Voici quelle était la distribution du second étage : on entrait dans une antichambre fort obscure, où couchait la princesse de Lamballe. A gauche, la Reine occupait avec sa fille une chambre dont la fenêtre donnait sur le jardin : c'était ordinairement dans cette chambre, moins triste que les autres, que la famille royale passait presque toute la journée. A droite, le Prince royal, madame de Tourzel et la dame Saint-Brice, couchaient dans la même chambre. Il fallait traverser cette pièce pour entrer dans le cabinet de la tourelle, qui servait de garderobe à tout ce corps de bâtiment, et qui était commun à la famille royale, aux municipaux et aux soldats.

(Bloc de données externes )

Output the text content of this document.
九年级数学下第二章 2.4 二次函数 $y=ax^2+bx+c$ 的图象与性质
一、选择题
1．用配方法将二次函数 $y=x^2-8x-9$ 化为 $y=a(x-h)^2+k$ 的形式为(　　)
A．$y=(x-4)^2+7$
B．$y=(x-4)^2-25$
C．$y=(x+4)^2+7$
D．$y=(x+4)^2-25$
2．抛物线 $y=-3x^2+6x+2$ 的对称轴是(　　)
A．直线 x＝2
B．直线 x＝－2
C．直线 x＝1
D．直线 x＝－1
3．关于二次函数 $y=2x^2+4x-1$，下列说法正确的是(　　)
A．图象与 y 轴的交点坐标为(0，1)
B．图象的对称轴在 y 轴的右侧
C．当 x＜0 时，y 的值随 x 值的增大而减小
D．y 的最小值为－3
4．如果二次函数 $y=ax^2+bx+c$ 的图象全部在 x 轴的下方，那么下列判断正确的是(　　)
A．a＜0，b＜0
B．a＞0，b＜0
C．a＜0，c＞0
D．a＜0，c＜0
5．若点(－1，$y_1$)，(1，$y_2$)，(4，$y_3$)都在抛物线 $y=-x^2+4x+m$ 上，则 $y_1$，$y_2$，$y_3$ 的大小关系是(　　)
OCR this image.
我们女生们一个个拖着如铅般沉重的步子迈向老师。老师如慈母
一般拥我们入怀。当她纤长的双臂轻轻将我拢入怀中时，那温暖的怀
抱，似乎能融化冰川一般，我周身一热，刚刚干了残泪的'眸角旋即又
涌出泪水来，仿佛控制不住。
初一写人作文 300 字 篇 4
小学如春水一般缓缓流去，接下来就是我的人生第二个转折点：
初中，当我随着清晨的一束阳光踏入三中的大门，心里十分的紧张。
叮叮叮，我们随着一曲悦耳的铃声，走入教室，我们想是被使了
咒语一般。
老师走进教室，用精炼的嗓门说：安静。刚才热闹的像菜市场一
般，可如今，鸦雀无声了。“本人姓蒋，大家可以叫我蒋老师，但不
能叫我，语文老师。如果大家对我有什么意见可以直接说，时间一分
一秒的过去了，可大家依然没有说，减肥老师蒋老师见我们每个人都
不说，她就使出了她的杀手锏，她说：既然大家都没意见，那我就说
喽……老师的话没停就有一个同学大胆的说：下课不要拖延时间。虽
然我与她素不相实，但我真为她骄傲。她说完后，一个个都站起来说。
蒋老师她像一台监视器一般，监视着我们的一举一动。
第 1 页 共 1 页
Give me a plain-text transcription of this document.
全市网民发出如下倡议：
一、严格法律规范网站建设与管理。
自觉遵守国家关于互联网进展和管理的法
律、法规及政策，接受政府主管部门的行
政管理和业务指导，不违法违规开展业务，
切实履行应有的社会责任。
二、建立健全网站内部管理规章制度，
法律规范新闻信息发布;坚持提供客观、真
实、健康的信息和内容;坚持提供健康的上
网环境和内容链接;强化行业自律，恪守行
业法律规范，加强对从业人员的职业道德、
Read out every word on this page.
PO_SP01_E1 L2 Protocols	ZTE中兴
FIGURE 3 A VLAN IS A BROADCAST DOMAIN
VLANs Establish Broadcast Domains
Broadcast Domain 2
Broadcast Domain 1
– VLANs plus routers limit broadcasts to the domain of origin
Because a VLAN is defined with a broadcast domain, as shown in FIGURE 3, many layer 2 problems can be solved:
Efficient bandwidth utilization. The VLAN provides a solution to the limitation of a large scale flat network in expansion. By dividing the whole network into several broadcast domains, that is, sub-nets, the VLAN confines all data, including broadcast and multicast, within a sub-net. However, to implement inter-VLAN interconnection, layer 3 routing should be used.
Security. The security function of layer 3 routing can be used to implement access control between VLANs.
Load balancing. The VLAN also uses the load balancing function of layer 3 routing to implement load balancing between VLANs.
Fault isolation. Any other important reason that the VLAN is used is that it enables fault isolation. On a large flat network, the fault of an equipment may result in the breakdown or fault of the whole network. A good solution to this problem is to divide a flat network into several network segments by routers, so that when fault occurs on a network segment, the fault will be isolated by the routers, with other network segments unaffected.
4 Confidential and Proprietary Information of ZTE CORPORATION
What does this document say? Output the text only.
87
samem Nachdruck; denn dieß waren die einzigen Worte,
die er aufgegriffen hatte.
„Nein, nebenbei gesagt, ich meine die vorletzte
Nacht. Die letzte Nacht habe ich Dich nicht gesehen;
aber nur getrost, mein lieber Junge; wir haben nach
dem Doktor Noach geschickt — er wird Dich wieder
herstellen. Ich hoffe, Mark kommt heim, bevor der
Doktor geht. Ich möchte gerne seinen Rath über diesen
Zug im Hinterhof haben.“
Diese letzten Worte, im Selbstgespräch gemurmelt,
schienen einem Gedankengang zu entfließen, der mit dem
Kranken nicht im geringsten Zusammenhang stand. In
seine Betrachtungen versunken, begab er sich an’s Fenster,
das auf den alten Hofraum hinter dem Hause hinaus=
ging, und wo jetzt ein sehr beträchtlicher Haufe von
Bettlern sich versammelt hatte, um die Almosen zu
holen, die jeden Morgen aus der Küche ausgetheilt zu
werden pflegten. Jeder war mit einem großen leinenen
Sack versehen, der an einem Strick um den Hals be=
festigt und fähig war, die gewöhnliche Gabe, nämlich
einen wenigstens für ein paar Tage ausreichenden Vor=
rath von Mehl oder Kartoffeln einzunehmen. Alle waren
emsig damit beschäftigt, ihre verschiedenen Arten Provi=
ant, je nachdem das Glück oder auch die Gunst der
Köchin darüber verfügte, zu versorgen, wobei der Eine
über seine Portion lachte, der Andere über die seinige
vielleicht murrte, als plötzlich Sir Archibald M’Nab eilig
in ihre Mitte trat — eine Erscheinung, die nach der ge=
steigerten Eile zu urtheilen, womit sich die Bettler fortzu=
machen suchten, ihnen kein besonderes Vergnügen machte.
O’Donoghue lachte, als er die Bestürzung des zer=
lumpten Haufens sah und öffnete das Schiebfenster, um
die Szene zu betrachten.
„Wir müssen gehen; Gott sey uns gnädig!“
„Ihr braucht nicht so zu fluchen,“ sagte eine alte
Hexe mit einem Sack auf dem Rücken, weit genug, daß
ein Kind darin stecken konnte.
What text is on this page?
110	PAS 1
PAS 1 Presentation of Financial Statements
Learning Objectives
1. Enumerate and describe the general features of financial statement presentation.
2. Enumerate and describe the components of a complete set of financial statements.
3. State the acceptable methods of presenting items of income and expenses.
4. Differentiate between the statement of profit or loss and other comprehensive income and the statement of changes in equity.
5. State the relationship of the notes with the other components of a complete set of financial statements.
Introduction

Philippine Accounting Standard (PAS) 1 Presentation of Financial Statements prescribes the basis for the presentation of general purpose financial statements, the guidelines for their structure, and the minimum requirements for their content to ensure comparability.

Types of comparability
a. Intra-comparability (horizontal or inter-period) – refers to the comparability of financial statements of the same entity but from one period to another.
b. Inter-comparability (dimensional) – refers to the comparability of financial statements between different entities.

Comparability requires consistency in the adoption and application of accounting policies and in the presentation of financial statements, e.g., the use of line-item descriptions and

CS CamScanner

La mesure décrétée par l'Assemblée nationale, sur la proposition de la Commune, pour affecter le Temple au séjour de Louis XVI et de sa famille, avait été si inopinée, que rien n'était préparé pour les recevoir. Plusieurs pièces étaient presque entièrement sans meubles, particulièrement celle qui était destinée au Roi, ainsi que le rapporte M. Hue. Ce ne fut que dans les jours suivants qu'on distribua plus également le mobilier de M. Berthélemy; nous pouvons, d'après une note écrite de sa main1, donner un aperçu exact de l'ameublement mis à la disposition de la famille royale.

1 Archives de l'Empire.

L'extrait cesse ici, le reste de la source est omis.